Yesterday's roundtable discussion at New Hope Elementary was much like the first one that was held in Chapel Hill in November, only it was specifically aimed at a northern Orange County audience. And, there's been important news since then: the county has officially kicked off its project to create a 10-year plan to end chronic homelessness.
One difference was that the person representing the state of North Carolina's efforts was Denise Neunaber, project director for the N.C. Coalition to End Homelessness. Denise told us a story: when she was in college, a dorm burned down. Many girls lost everything. A huge drive was conducted to replace their clothes, shoes, all their material needs--except one. It came to a point where the girls said, thanks, I think I have all the shoes I need, enough clothes. What I really need is a place to stay: a home.

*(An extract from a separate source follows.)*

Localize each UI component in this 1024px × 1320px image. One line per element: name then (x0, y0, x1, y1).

What the homeless need is housing. What a remarkable idea, real housing as a first priority. It even may be counterintuitive: why not put them up "temporarily" in a shelter and then help them figure it out. Don't they need a job first? But it isn't easy to figure out your life, to look for a job, if you don't have housing. And so, take a look at Logan Place in Portland; or the Pathways to Housing project in New York.

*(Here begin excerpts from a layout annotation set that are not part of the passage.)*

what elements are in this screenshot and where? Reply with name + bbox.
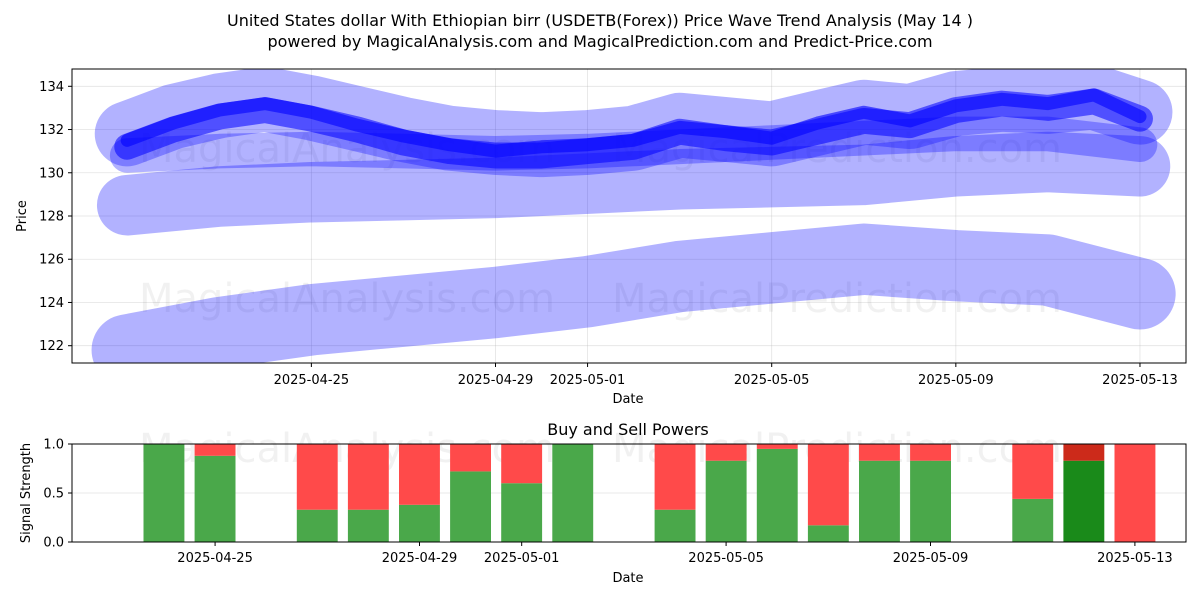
price-y-tick-label: 134 — [39, 80, 64, 95]
buy-bar — [501, 483, 543, 542]
buy-sell-x-tick-label: 2025-05-01 — [484, 551, 560, 566]
price-x-ticks: 2025-04-25 2025-04-29 2025-05-01 2025-05-05… — [274, 363, 1178, 388]
sell-bar — [347, 444, 389, 510]
price-wave-chart: MagicalAnalysis.com MagicalPrediction.co… — [15, 68, 1187, 407]
price-x-tick-label: 2025-05-05 — [734, 373, 810, 388]
buy-bar — [756, 448, 798, 542]
series-low-band — [96, 131, 1171, 236]
sell-bar — [859, 444, 900, 461]
price-y-ticks: 122 124 126 128 130 132 134 — [39, 80, 72, 354]
sell-bar — [1012, 444, 1054, 499]
sell-bar — [296, 444, 338, 510]
buy-sell-x-tick-label: 2025-05-09 — [893, 551, 969, 566]
buy-bar — [347, 509, 389, 542]
chart-subtitle: powered by MagicalAnalysis.com and Magic… — [267, 32, 932, 51]
buy-sell-y-tick-label: 1.0 — [43, 438, 64, 453]
series-core-trend — [120, 88, 1147, 158]
price-y-tick-label: 126 — [39, 253, 64, 268]
buy-sell-title: Buy and Sell Powers — [547, 420, 709, 439]
price-x-label: Date — [612, 392, 643, 407]
buy-bar — [552, 444, 594, 542]
sell-bar — [450, 444, 491, 472]
series-mid-band — [109, 116, 1158, 173]
buy-bar — [910, 460, 951, 542]
sell-bar — [1063, 444, 1105, 461]
price-x-tick-label: 2025-05-13 — [1102, 373, 1178, 388]
price-x-tick-label: 2025-04-29 — [458, 373, 534, 388]
buy-bar — [1063, 460, 1105, 542]
buy-bar — [1012, 498, 1054, 542]
sell-bar — [910, 444, 951, 461]
buy-sell-y-ticks: 0.0 0.5 1.0 — [43, 438, 72, 551]
buy-sell-y-tick-label: 0.5 — [43, 487, 64, 502]
price-x-tick-label: 2025-05-09 — [918, 373, 994, 388]
price-series-group — [91, 69, 1176, 363]
buy-sell-x-label: Date — [612, 571, 643, 586]
price-x-tick-label: 2025-04-25 — [274, 373, 350, 388]
buy-sell-x-ticks: 2025-04-25 2025-04-29 2025-05-01 2025-05-05… — [177, 542, 1173, 566]
price-watermarks: MagicalAnalysis.com MagicalPrediction.co… — [139, 126, 1062, 322]
sell-bar — [501, 444, 543, 484]
buy-sell-x-tick-label: 2025-04-25 — [177, 551, 253, 566]
sell-bar — [399, 444, 440, 505]
buy-sell-bars — [143, 444, 1156, 542]
price-x-tick-label: 2025-05-01 — [550, 373, 626, 388]
buy-bar — [399, 504, 440, 542]
buy-bar — [807, 525, 849, 542]
watermark-prediction-2: MagicalPrediction.com — [612, 276, 1062, 322]
chart-title: United States dollar With Ethiopian birr… — [227, 11, 973, 30]
price-y-tick-label: 132 — [39, 123, 64, 138]
sell-bar — [654, 444, 696, 510]
price-y-tick-label: 124 — [39, 296, 64, 311]
price-y-label: Price — [15, 200, 30, 232]
sell-bar — [1114, 444, 1156, 542]
buy-bar — [450, 471, 491, 542]
price-y-tick-label: 130 — [39, 166, 64, 181]
buy-sell-x-tick-label: 2025-05-13 — [1097, 551, 1173, 566]
price-y-tick-label: 122 — [39, 339, 64, 354]
sell-bar — [807, 444, 849, 526]
buy-sell-x-tick-label: 2025-05-05 — [688, 551, 764, 566]
sell-bar — [194, 444, 236, 456]
sell-bar — [705, 444, 747, 461]
price-y-tick-label: 128 — [39, 210, 64, 225]
price-bands — [91, 69, 1176, 363]
sell-bar — [756, 444, 798, 449]
buy-sell-x-tick-label: 2025-04-29 — [382, 551, 458, 566]
watermark-analysis-2: MagicalAnalysis.com — [139, 276, 555, 322]
series-bottom-band — [91, 223, 1176, 363]
buy-sell-y-label: Signal Strength — [19, 443, 34, 543]
buy-bar — [654, 509, 696, 542]
buy-bar — [194, 455, 236, 542]
buy-bar — [705, 460, 747, 542]
buy-bar — [296, 509, 338, 542]
buy-bar — [859, 460, 900, 542]
buy-sell-y-tick-label: 0.0 — [43, 536, 64, 551]
buy-sell-chart: Buy and Sell Powers MagicalAnalysis.com … — [19, 420, 1187, 586]
buy-bar — [143, 444, 185, 542]
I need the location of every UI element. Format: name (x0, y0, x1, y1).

This roundtable was also a bit more sobering than the first because of an open recognition of the changes in mental health services that are about to happen in North Carolina: large-scale "divestiture" on the part of the state. As Billie Guthrie said to me, we're launching this effort right at the time we're seeing another round of the kind of government dis-involvement of the 1970s and 1980s that created the very problem of homelessness as we know it today.
In my brief remarks I said, as I had before, that I can't separate this initiative from the work of Martin Luther King Jr. King said, "True compassion is more than flinging a coin to a beggar. It comes to see that an edifice which produces beggars needs restructuring." Similarly, Philip Mangano, the head of the federal interagency council on homelessness, has said, "Spare change is not enough. . . . We need real change."